COVID-19 and Data Visualization – Unexpected Lessons

At the end of any data gathering endeavor, one is faced with the task of dissemination. This step determines how the end user consumes the information buried within the data. Often these data sets are complex and require creative strategies to communicate information accurately and effectively. Data visualization is essential for communicating the information in large datasets. One such large dataset pertains to COVID-19 and its impact on various populations across the globe. Seemingly overnight, the COVID-19 pandemic swept the globe and changed our very way of life – leaving us all with daily questions about its spread and impact. How many new cases do we have? Where are these new cases? How many of the patients have recovered? Here, I will focus on the World Health Organization (WHO) situation report and the Johns Hopkins COVID-19 Dashboard to demonstrate the impact of data  visualization. Both of these visualizations contain the same information and are updated daily. The lessons learned from this comparison can be applied to scientific journals, which mostly offer static modes of data presentation.

Every day the World Health Organization (WHO) publishes a situation report, which lists the total number of COVID-19 cases and deaths globally and by country. The situation report even contains a global surveillance map (an example is shown below) as well as a plot of the total number of cases by region over time. However, the WHO situation report website does not see as much engagement as the Johns Hopkins COVID-19 Dashboard. According to NPR, millions rely on the Johns Hopkins Dashboard for information on the progression of the COVID-19 pandemic. Also, a free analysis on showed an average user engagement time of 2:31 and 2:40 minutes for the WHO site and Johns Hopkins Dashboard respectively. What accounts for this difference in usage?

For comparison, a screenshot the Johns Hopkins COVID-19 map from July 19, 2020 is shown below. Immediately the problems with design and convenience come to light. From the WHO map, you notice that the United States and Brazil are shown in a dark maroon color, indicative of places with high disease prevalence. On the Johns Hopkins map, the red circles communicate the cumulative number of cases and are visually striking due the dark gray background. Furthermore, the design of the Johns Hopkins map allows the user to control what timepoint is shown. This aspect gives temporal information, which is not easily available on the WHO situation reports. However, in the Johns Hopkins site, the user can cycle between active cases, incidence rates and even testing rates. Also, key information, such as the total confirmed cases and global deaths, is displayed on the sides of the map. You can zoom in and out on the map to focus on regions of interest. With these capabilities, users can obtain better geographical insights into the disease prevalence. As such, this versatile map caters to a wide range of COVID-19 information needs. The Johns Hopkins map offers an interactive experience, which encourages users to explore the visualization. Through this exploration, users can unearth unexpected insights. Therefore, it is unsurprising that the Johns Hopkins map has gained such popularity. The presentation of information impacts its consumption and even interpretation. Information presented in an unbiased manner is likely to produce diverse interpretations.

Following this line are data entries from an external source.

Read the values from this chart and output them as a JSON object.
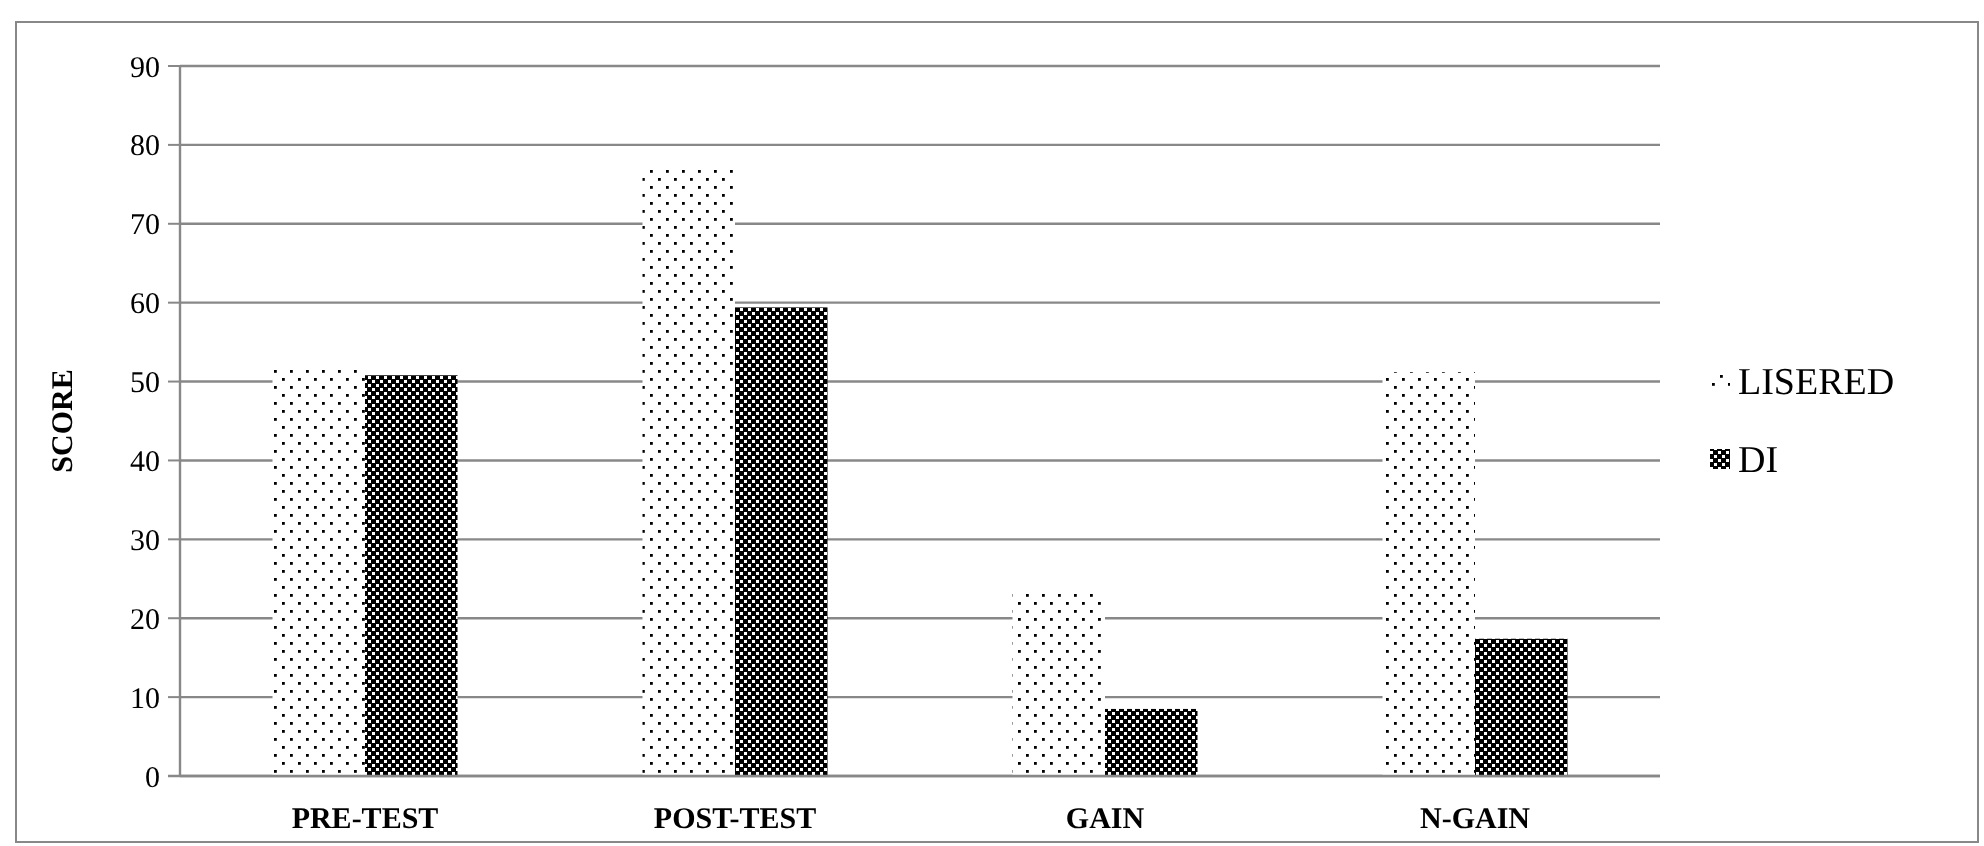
{
  "chart_data": {
    "type": "bar",
    "ylabel": "SCORE",
    "categories": [
      "PRE-TEST",
      "POST-TEST",
      "GAIN",
      "N-GAIN"
    ],
    "series": [
      {
        "name": "LISERED",
        "color": "#000000",
        "values": [
          51.5,
          76.9,
          23.3,
          51.2
        ]
      },
      {
        "name": "DI",
        "color": "#000000",
        "values": [
          50.8,
          59.4,
          8.5,
          17.4
        ]
      }
    ],
    "ylim": [
      0,
      90
    ],
    "yticks": [
      0,
      10,
      20,
      30,
      40,
      50,
      60,
      70,
      80,
      90
    ],
    "grid": "y",
    "legend": "right"
  }
}
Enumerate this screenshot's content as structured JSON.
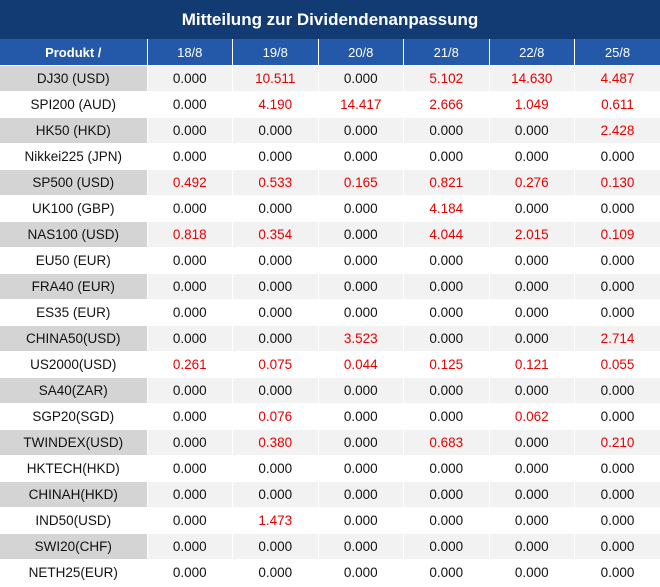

In most scientific journal publications, data are presented as static graphs encouraging the reader to arrive at the same conclusion as the authors. Currently, more labs are using sequencing technologies that generate large datasets that often necessitate more complex data visualization methods. Simple graphs can only tell a small portion of the larger story buried in datasets. Using simple graphs to represent these data sets sacrifices the breadth of information, reduces the impact of the data and dilutes the message being disseminated. Thus, many labs are switching to websites to present their large datasets. While these websites are a step in the right direction, incorporating interactive features is key in promoting user engagement – as is evident from the comparison between the Johns Hopkins Dashboard and the WHO situation report websites. Large datasets can be represented in interactive programs, such as Tableau Desktop, to have maximum appeal and impact. This change allows for alternative interpretations on the same dataset. Since all the data are available on interactive websites, negative results can also be analyzed. Presenting both positive and negative results would help combat the scientific reproducibility crisis.

Similar to the WHO maps, static journal publications are problematic and limited in their appeal. First, large datasets are hard to fully represent in static journal publications. Thus, authors are forced to choose a portion of the data to show and thereby impose certain interpretations on the reader. Furthermore, the data from these publications are not presented in an interactive format and have limited appeal. However, we have technologies and visualization modalities that can overcome those limitations. The Johns Hopkins Dashboard demonstrates the power of effectively applying interactive data visualization. Journals and investigators need to push for the use of more interactive modalities to represent scientific data. In the future, the data representation modalities should be a crucial part of the journal publication process.